Editorial | Equações Legislativas

Já foi bastante mais simples o ofício do eleitor português. Em tempos, bastava escolher um candidato ou um partido, ir lá e votar. Isto para não falar em tempos ainda mais simples, quando votavam por nós. Mas agora não. Agora há sempre uma complicada aritmética política que obriga o eleitor a saber não apenas em quem ele vai votar, mas também em quem vão votar todos os outros eleitores, que ainda são uns punhados deles. 

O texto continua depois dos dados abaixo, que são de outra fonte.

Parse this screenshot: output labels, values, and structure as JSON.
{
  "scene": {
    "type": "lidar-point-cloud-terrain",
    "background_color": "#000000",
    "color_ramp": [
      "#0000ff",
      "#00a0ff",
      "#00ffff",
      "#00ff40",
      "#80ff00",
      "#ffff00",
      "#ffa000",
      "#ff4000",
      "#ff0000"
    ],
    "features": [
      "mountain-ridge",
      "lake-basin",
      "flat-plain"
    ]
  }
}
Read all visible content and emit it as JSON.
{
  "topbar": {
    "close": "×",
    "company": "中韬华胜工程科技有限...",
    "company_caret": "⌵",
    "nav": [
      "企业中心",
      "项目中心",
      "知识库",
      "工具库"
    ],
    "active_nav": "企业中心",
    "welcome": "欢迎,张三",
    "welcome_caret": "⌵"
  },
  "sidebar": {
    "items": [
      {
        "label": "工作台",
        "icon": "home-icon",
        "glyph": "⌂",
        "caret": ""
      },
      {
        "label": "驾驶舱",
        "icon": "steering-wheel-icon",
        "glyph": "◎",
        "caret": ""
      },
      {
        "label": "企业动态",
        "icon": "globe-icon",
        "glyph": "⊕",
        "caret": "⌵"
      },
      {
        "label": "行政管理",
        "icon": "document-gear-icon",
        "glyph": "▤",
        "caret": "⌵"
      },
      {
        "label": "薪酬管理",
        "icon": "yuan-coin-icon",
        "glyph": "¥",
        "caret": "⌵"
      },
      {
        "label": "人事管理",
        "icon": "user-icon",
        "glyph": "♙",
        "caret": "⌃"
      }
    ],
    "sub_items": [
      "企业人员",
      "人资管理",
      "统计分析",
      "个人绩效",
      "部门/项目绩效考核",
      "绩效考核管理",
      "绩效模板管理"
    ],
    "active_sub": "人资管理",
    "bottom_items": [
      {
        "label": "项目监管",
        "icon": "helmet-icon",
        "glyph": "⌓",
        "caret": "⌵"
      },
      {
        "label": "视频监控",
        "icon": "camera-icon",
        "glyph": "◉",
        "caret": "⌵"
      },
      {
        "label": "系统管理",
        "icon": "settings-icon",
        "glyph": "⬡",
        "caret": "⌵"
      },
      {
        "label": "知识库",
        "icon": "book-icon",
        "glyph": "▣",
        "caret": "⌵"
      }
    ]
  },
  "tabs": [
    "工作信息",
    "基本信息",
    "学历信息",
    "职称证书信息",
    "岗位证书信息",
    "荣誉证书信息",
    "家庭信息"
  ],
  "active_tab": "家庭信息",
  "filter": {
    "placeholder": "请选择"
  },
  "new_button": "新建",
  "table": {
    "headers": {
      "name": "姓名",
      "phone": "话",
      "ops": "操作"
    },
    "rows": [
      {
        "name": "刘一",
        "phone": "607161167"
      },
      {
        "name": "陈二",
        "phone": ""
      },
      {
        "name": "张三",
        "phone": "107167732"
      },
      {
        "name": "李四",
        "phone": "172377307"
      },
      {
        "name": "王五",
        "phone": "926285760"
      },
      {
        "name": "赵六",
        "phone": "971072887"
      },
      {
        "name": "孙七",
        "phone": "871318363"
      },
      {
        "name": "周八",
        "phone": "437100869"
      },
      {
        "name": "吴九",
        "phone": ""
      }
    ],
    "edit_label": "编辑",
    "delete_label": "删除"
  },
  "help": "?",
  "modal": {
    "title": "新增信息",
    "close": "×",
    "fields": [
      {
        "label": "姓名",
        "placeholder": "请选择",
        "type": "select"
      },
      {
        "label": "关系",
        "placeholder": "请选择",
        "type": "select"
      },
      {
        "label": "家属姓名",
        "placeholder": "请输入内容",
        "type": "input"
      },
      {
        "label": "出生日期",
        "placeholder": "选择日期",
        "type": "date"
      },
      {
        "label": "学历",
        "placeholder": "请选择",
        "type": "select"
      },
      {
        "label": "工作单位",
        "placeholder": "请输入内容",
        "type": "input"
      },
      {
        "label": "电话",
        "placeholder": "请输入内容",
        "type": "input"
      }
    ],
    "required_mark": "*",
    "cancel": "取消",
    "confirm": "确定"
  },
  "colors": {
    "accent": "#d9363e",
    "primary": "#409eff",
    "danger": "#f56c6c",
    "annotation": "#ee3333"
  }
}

As maiorias absolutas ou relativas, o peso deste ou daquele, a influência do Presidente em caso de 2/3 disto ou daquilo, geringonças e queijos limianos… são tantas as equações e os cenários possíveis que se colocam aos eleitores que, em vez de um dia de reflexão, era preciso um dia de combinação. Os eleitores iam até um café para ver quem votava em quem. Até chegar a GNR e levar tudo dentro por jogo ilegal.

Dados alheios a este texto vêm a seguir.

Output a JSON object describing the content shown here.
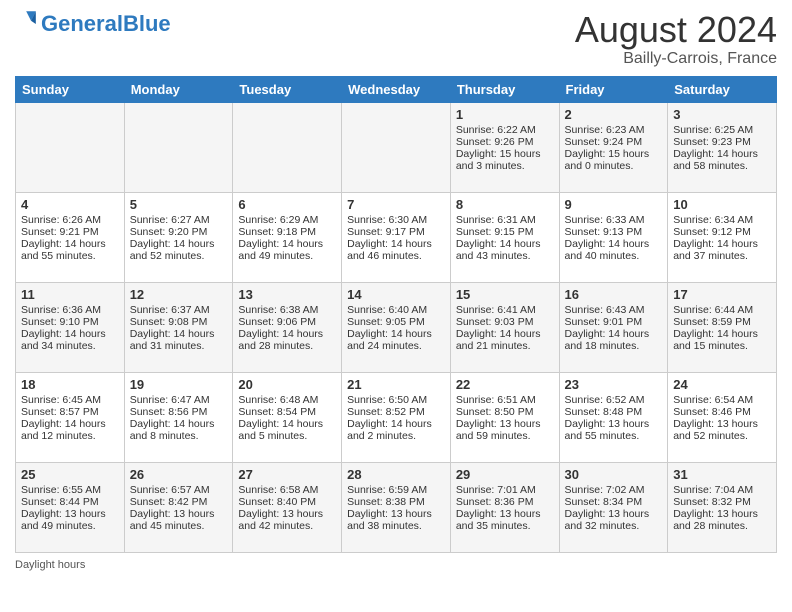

Por exemplo, quando Jerónimo diz que é preciso dar força à CDU porque o PS sozinho mete mais medo que a vespa asiática, se todos fossem atrás de Jerónimo, a CDU tinha 100%. Mas se todos pensam “ah, calma, a CDU tem sempre alguma força, não precisa do meu voto”, então a CDU terá 0%. É por isso necessário os eleitores saberem, entre eles, quem é que vai votar na CDU. 

“Tu vais, Vítor? E tu, Alexandre? Também tu, Maria? Ok, quem vai votar na CDU levante o braço, por favor!”, pede um dos eleitores que aceitou ficar na organização. 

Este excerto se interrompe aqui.